Description
This Lemon Custard Cloud Cake features soft, fluffy layers of lemon-flavored sponge cake paired with a smooth and silky lemon custard filling. The cake is lightly dusted with powdered sugar and optionally garnished with whipped cream and fresh mint leaves, making it a perfect dessert that balances tartness and sweetness with a delicate texture.
Ingredients
Scale
For the Lemon Sponge Cake
- 1½ cups all-purpose flour
- 1½ tsp baking powder
- ¼ tsp salt
- ½ cup unsalted butter, room temperature
- ¾ cup granulated sugar
- 3 large eggs
- 1 tsp vanilla extract
- Zest of 1 lemon
- 2 tbsp fresh lemon juice
- ½ cup whole milk
For the Lemon Custard Filling
- 1 cup milk
- 2 egg yolks
- ⅓ cup granulated sugar
- 2 tbsp cornstarch
- 1 tsp lemon zest
- 2 tbsp lemon juice
- 1 tbsp butter
- Pinch of salt
For Decoration
- Powdered sugar, for dusting
- Whipped cream (optional)
- Fresh mint leaves
Instructions
- Bake the Sponge: Preheat your oven to 350°F (175°C). Grease and line two 8-inch cake pans with parchment paper to prevent sticking. In a large bowl, cream together the unsalted butter and granulated sugar until the mixture becomes pale and fluffy, indicating enough air is incorporated. Add the eggs one at a time, beating well after each addition to combine thoroughly. Stir in vanilla extract, lemon zest, and lemon juice to infuse a fresh citrus flavor. In a separate bowl, whisk together all-purpose flour, baking powder, and salt. Gradually alternate adding the dry ingredients and the milk into the wet mixture, mixing gently after each addition to avoid overmixing. Divide the batter evenly between the two prepared pans. Bake for 20 to 25 minutes or until the cake layers are golden brown and spring back when pressed lightly. Remove from oven and allow the cakes to cool completely on a wire rack before assembling.
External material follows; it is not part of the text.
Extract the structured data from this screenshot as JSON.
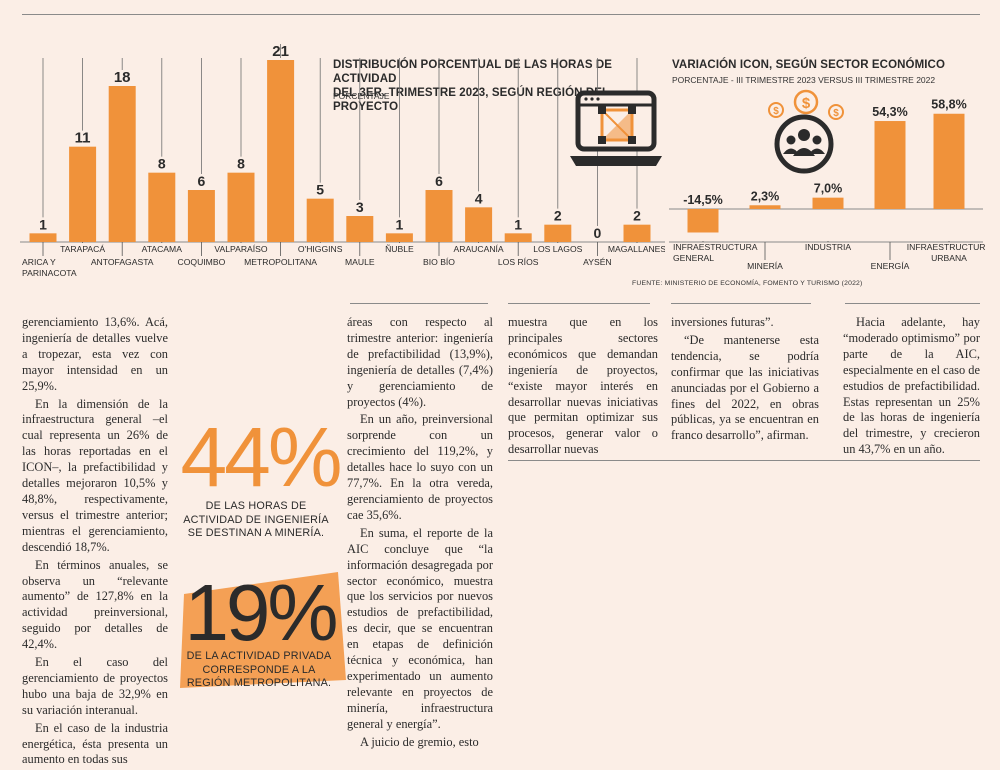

- Make the Lemon Custard: In a medium saucepan, combine milk, granulated sugar, egg yolks, cornstarch, lemon zest, lemon juice, and a pinch of salt. Place the saucepan over medium heat and whisk constantly to prevent lumps and curdling. Cook the mixture until it thickens and becomes smooth, approximately 6 to 8 minutes. Once thickened, remove from heat and stir in the butter until fully melted and incorporated, giving the custard a rich texture. Transfer the custard to a bowl, cover the surface directly with plastic wrap to avoid a skin forming, and refrigerate until completely chilled and set.
- Assemble the Cake: Place one cooled sponge layer on a cake stand or serving plate. Spread the chilled lemon custard evenly over the top of this bottom layer using a spatula, ensuring an even layer for balance. Gently place the second cake layer on top of the custard, pressing lightly to secure the layers together without squeezing the filling out.
- Decorate & Serve: Dust the top of the assembled cake with powdered sugar for a delicate, sweet finish. Optionally, pipe or spoon a swirl of whipped cream in the center and garnish with a fresh mint leaf to add a fresh visual and flavor note. For cleaner edges when slicing, chill the cake for 15 to 30 minutes before serving.
Notes
- The cake layers should be completely cool before adding the custard to prevent melting and slipping of the filling.
- Pressing plastic wrap directly on the custard surface prevents a skin from forming while chilling.
- Using fresh lemon juice and zest enhances the cake’s bright citrus flavor.
- This cake is best served chilled or at room temperature for optimal texture and flavor.
- For best results, measure ingredients accurately and avoid overmixing batter to keep the sponge light and airy.